Open innovation in Italia e all’estero
Un recente studio scientifico – firmato dal padre stesso dell’Open Innovation, Henry Chesbrough – rivela che circa l’80% delle grandi imprese a livello internazionale usa pratiche di Open Innovation. In Italia, l’Osservatorio Startup Intelligence del Politecnico di Milano evidenzia che questa percentuale è in crescita, anche se ancora minore (70%), a causa della diffidenza culturale e del gap di competenze che ci accompagna nelle collaborazioni tra imprese, enti ed individui.
Se l’adozione crescente rappresenta una nota positiva, non mancano difficoltà pratiche di implementazione e perplessità sul reale impatto delle pratiche di Open Innovation. Esistono conclamati casi anche di insuccesso e, come sempre accade in queste situazioni, si mette in discussione il “what you do” invece che il “how you do it”.

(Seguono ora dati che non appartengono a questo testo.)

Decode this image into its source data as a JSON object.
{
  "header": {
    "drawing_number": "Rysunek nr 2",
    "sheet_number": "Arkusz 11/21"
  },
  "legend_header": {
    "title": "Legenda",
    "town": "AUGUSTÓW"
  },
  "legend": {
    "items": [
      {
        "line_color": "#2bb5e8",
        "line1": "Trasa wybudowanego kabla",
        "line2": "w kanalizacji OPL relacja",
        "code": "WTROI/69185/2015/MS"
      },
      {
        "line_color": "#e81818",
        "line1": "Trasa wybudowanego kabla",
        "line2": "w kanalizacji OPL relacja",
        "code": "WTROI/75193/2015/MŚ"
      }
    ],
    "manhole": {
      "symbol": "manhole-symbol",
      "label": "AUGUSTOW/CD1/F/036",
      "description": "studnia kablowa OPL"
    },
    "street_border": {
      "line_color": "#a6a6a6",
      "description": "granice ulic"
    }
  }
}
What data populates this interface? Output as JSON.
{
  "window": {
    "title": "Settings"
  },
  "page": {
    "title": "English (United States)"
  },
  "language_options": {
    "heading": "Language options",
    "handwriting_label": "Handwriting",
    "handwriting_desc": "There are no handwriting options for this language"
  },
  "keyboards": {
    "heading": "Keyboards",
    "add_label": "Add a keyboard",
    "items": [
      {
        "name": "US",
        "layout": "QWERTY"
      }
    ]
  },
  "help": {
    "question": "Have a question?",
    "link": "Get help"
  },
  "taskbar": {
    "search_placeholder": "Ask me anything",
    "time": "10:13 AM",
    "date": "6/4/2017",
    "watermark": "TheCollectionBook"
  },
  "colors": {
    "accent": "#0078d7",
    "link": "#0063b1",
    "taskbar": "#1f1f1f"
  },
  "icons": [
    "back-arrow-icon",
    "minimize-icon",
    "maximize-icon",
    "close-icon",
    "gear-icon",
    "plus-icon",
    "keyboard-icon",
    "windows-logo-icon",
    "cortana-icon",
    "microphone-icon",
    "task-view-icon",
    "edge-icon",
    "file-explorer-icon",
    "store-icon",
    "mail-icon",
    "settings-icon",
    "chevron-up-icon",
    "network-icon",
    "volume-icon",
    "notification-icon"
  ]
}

La verità è che l’Open Innovation è prima di tutto un processo di apprendimento che richiede tempo, sperimentazione e, necessariamente, insuccessi. Aprire il processo di innovazione significa abbracciare la complessità. Tale complessità si snoda in due direzioni principali: 1) complessità organizzativa, perché fare Open Innovation significa fare sistema, gestire relazioni, dare e ricevere valore dal sistema di attori con cui scelgo di interagire, nonché mettere in discussione lo status quo interno, le tradizionali modalità di “fare innovazione” e i relativi centri di potere consolidati; e 2) complessità di know-how scientifico e tecnologico determinato dalla Digital Innovation e dai suoi sviluppi verticali, sempre più difficili da governare singolarmente. Lo sviluppo delle tecnologie digitali, e il relativo graduale abbattimento dei costi di sviluppo di tali tecnologie, ne ha ampliato la diffusione e l’utilizzo da parte di settori come la ricerca scientifica o l’industria militare a settori civili e tradizionali.
Fronteggiare la complessità è possibile solo se si impara a governare e gestire il processo di innovazione aperto. Le aziende, dopo una prima fase comprensibilmente esplorativa, hanno la necessità di fare exploitation, catturando i benefici reali dell’apertura del processo di innovazione e comprendendo come gestire i relativi costi a sostegno di tale strategia. Questo è possibile solo attivando e combinando openness – intesa come la capacità di aprirsi a fonti esterne di conoscenza – con integration – ovvero la capacità di integrare sistemi esterni e interni di conoscenza, risorse e skills. L’abilità di assicurare integrazione tra sistemi è considerata una core capability che consente alle imprese di navigare tra diverse e specifiche traiettorie tecnologiche, combattere l’inerzia, adattarsi alle condizioni di incertezza dello scenario competitivo attuale.
Lo stesso Chesbrough in uno dei suoi primi lavori argomentava sulla necessità di sviluppare abilità di integrazione al fine di poter sfruttare al meglio ciò che arriva dall’esterno. È importante quindi enfatizzare la necessità di combinare openness e integration per poter apprezzare appieno le potenzialità che l’innovazione aperta offre, verso una naturale evoluzione dell’open innovation stessa, che definiamo Open Integration.